Butuh pemimpin yang jujur dan penuh integritas. Butuh keberanian pemimpin untuk tegas dan siap mati. Butuh kepedulian rakyat untuk belajar dan mengerti kemudian menjadi partner para pemimpinnya. Butuh sinergi dan ketaatan yang didasari oleh ketakwaan. Maka selagi korupsi dan kebencian masih berakar pada kepala orang-orang yang memerintah maupun yang diperintah maka mimpi Indonesia merdeka itu akan tetap menjadi imaginasi. Bagaimana pahlawan kita telah wafat hingga tokoh-tokoh terbaik yang dimiliki bangsa ini telah berjuang sedemikian keras, seharusnya menjadikan kita kembali bangkit untuk meneladani mereka.

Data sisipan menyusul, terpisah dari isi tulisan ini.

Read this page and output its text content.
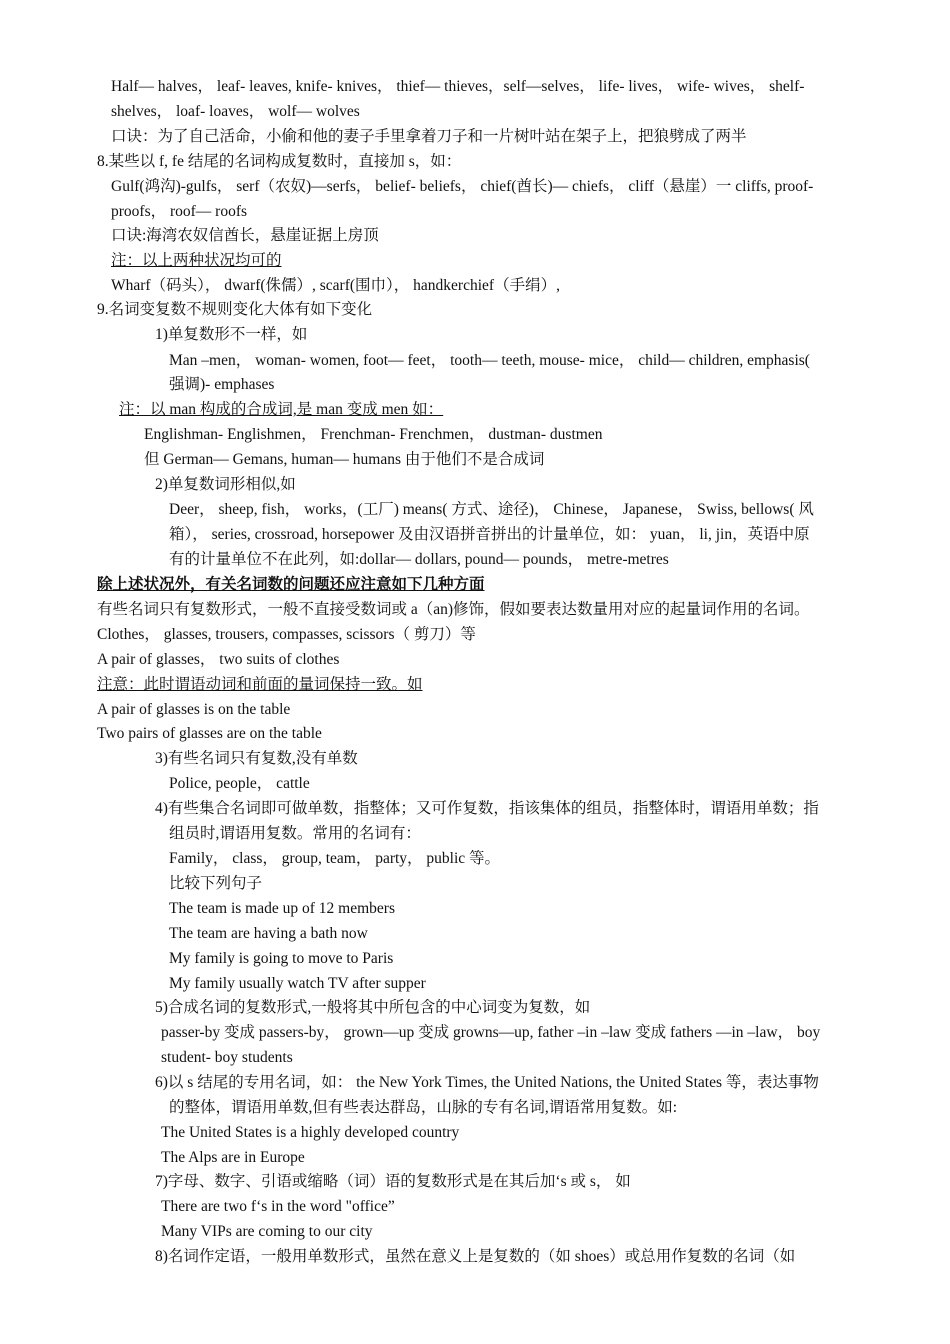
Half— halves， leaf- leaves, knife- knives， thief— thieves，self—selves， life- lives， wife- wives， shelf-
shelves， loaf- loaves， wolf— wolves
口诀：为了自己活命，小偷和他的妻子手里拿着刀子和一片树叶站在架子上，把狼劈成了两半
8.某些以 f, fe 结尾的名词构成复数时，直接加 s，如：
Gulf(鸿沟)-gulfs， serf（农奴)—serfs， belief- beliefs， chief(酋长)— chiefs， cliff（悬崖）一 cliffs, proof-
proofs， roof— roofs
口诀:海湾农奴信酋长，悬崖证据上房顶
注：以上两种状况均可的
Wharf（码头）， dwarf(侏儒）, scarf(围巾）， handkerchief（手绢）,
9.名词变复数不规则变化大体有如下变化
1)单复数形不一样，如
Man –men， woman- women, foot— feet， tooth— teeth, mouse- mice， child— children, emphasis(
强调)- emphases
注：以 man 构成的合成词,是 man 变成 men 如：
Englishman- Englishmen， Frenchman- Frenchmen， dustman- dustmen
但 German— Gemans, human— humans 由于他们不是合成词
2)单复数词形相似,如
Deer， sheep, fish， works，(工厂) means( 方式、途径)， Chinese， Japanese， Swiss, bellows( 风
箱）， series, crossroad, horsepower 及由汉语拼音拼出的计量单位，如： yuan， li, jin，英语中原
有的计量单位不在此列，如:dollar— dollars, pound— pounds， metre-metres
除上述状况外，有关名词数的问题还应注意如下几种方面
有些名词只有复数形式，一般不直接受数词或 a（an)修饰，假如要表达数量用对应的起量词作用的名词。
Clothes， glasses, trousers, compasses, scissors（ 剪刀）等
A pair of glasses， two suits of clothes
注意：此时谓语动词和前面的量词保持一致。如
A pair of glasses is on the table
Two pairs of glasses are on the table
3)有些名词只有复数,没有单数
Police, people， cattle
4)有些集合名词即可做单数，指整体；又可作复数，指该集体的组员，指整体时，谓语用单数；指
组员时,谓语用复数。常用的名词有：
Family， class， group, team， party， public 等。
比较下列句子
The team is made up of 12 members
The team are having a bath now
My family is going to move to Paris
My family usually watch TV after supper
5)合成名词的复数形式,一般将其中所包含的中心词变为复数，如
passer-by 变成 passers-by， grown—up 变成 growns—up, father –in –law 变成 fathers —in –law， boy
student- boy students
6)以 s 结尾的专用名词，如： the New York Times, the United Nations, the United States 等，表达事物
的整体，谓语用单数,但有些表达群岛，山脉的专有名词,谓语常用复数。如:
The United States is a highly developed country
The Alps are in Europe
7)字母、数字、引语或缩略（词）语的复数形式是在其后加‘s 或 s， 如
There are two f‘s in the word "office”
Many VIPs are coming to our city
8)名词作定语，一般用单数形式，虽然在意义上是复数的（如 shoes）或总用作复数的名词（如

Mungkin kita perlu merubah istilah dari generasi penerus menjadi generasi pemimpin berikutnya. Generasi penerus itu terkesan hanya menjadi pembebek yang tidak memiliki inisiatif. Padahal setiap masa itu masalahnya berbeda, dan setiap masa itu butuh ketajaman pikir untuk menyelesaikannya. Kata Ust. Muchtarom, jadilah kita mahasiswa yang peka zaman. Dakwah Islam itu tidak melulu dengan cara yang monoton, tetapi butuh keluwesan dan cara-cara yang paling sesuai untuk zamannya. Jadi kesimpulanku, kita harus jadi generasi pemimpin berikutnya, buklan generasi penerus.